Boyle told the United Fund Board the employees at both the Wal-Mart DC and store were “just as shocked” as the United Fund Board was by the development.

“This is not what we wanted,” he said. “We have employees that live and work here in Pauls Valley and they want their payroll deductions to go to the community they live in.”

Black said the United Fund Board would still seek a solution to the problem for next year’s drive.

“While we won’t have the Wal-Mart funds for this year’s drive, we’ll still pursue this and hopefully will have something in place next year so we won’t have to face something like this again,” he said.

Board members Wednesday began the task of whittling down the $105,498 in funding requests made by the agencies the United Fund supports.

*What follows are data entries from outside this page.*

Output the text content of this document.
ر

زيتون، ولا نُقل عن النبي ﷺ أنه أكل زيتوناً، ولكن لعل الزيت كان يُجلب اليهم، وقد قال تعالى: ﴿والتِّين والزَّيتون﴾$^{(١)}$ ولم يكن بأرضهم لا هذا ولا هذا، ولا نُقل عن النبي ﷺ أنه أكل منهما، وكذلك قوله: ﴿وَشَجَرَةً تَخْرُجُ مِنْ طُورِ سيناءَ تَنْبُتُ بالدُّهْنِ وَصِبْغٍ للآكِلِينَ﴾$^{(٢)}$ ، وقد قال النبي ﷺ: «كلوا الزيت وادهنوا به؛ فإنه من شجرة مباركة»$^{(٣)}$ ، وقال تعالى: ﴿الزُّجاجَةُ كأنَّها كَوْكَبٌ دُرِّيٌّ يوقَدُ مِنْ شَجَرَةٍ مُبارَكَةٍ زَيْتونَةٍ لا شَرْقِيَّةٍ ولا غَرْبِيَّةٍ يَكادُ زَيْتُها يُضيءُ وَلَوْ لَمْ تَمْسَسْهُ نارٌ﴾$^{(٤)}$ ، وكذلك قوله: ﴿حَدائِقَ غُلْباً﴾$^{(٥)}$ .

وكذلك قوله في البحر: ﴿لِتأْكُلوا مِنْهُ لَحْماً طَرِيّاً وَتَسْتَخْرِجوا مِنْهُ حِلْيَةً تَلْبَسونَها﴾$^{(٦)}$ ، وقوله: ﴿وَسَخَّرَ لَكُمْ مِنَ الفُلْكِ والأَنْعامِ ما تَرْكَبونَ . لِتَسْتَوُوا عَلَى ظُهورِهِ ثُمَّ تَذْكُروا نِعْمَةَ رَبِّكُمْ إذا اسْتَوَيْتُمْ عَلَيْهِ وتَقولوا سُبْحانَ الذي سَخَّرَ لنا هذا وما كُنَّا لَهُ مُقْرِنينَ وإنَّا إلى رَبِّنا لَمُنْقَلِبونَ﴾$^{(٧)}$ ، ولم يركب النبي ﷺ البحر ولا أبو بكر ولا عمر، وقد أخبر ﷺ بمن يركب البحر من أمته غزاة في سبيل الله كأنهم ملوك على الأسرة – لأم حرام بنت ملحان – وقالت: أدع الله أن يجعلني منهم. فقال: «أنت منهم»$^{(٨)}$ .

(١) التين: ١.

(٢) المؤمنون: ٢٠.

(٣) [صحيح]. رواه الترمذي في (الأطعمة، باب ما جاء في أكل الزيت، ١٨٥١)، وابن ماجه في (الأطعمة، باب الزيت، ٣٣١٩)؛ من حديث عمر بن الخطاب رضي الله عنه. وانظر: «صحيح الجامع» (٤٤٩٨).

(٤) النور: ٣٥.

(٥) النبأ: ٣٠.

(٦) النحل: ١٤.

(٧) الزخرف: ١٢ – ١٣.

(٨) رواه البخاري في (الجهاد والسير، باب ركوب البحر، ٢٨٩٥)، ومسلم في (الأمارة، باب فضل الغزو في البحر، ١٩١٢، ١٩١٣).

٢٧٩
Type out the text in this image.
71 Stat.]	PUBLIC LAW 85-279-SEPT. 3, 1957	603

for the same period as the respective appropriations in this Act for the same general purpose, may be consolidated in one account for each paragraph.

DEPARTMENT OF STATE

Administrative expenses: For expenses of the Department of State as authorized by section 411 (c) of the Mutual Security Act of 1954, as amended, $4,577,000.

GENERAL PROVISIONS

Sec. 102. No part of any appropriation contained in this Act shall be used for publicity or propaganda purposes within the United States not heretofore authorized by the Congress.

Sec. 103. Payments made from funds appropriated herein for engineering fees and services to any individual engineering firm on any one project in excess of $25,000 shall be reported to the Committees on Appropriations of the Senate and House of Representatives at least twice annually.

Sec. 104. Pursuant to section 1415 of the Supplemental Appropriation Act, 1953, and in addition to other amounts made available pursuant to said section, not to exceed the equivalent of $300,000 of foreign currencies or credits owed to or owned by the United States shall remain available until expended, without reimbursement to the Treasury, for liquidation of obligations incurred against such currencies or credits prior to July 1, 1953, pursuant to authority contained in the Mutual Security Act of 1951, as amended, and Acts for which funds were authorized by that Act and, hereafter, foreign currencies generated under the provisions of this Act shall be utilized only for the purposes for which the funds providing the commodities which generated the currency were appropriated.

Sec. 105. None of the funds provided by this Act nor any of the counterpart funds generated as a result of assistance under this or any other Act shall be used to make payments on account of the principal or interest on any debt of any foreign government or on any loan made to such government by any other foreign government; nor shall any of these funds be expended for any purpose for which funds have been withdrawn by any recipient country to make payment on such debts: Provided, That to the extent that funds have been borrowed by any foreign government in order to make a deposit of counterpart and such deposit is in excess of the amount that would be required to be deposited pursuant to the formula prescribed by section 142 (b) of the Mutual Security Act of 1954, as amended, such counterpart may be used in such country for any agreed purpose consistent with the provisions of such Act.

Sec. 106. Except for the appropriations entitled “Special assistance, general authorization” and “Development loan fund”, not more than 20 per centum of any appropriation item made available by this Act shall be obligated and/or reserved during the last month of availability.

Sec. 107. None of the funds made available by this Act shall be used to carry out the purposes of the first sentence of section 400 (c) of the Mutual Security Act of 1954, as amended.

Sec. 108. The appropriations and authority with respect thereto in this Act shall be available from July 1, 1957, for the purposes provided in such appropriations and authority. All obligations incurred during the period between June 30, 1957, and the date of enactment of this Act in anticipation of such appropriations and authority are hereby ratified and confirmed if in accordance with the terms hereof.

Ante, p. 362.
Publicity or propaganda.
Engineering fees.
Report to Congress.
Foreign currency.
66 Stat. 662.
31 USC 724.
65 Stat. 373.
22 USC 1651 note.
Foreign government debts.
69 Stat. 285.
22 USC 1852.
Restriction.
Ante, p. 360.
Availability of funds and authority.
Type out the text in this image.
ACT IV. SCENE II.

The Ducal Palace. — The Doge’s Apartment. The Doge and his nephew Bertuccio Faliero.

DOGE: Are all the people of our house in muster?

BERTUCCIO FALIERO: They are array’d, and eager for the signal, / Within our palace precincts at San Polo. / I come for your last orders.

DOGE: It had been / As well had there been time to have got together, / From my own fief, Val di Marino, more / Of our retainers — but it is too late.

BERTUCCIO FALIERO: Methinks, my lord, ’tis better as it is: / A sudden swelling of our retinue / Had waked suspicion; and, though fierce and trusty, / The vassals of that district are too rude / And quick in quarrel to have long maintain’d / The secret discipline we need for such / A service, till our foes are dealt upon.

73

Those organizations already supported by three United Way agencies in Norman, Ardmore and Ada were notified by Black Thursday and Friday they would not receive any funding from the Pauls Valley United Fund this year.

“The board decided those groups will have to go those United Way offices to request funding,” Black noted.

With that in mind, board members started making cuts to the funding requests made by the remaining charities on the United Fund’s list.

After all the cuts were made, the United Fund goal for the 2005-2006 fund drive was set at $45,500.

“We’ve got 22 agencies we will still fund this year and I think that is very admirable considering the deficit we were facing,” Black said.

“Now, more than ever, we need the full support of the community. We need every individual and business to contribute to this year’s drive,” he said.

“All of these agencies make valuable contributions to the quality of life in Pauls Valley. So, we all need to make sure they can continue their invaluable work by contributing to the United Fund drive this year.”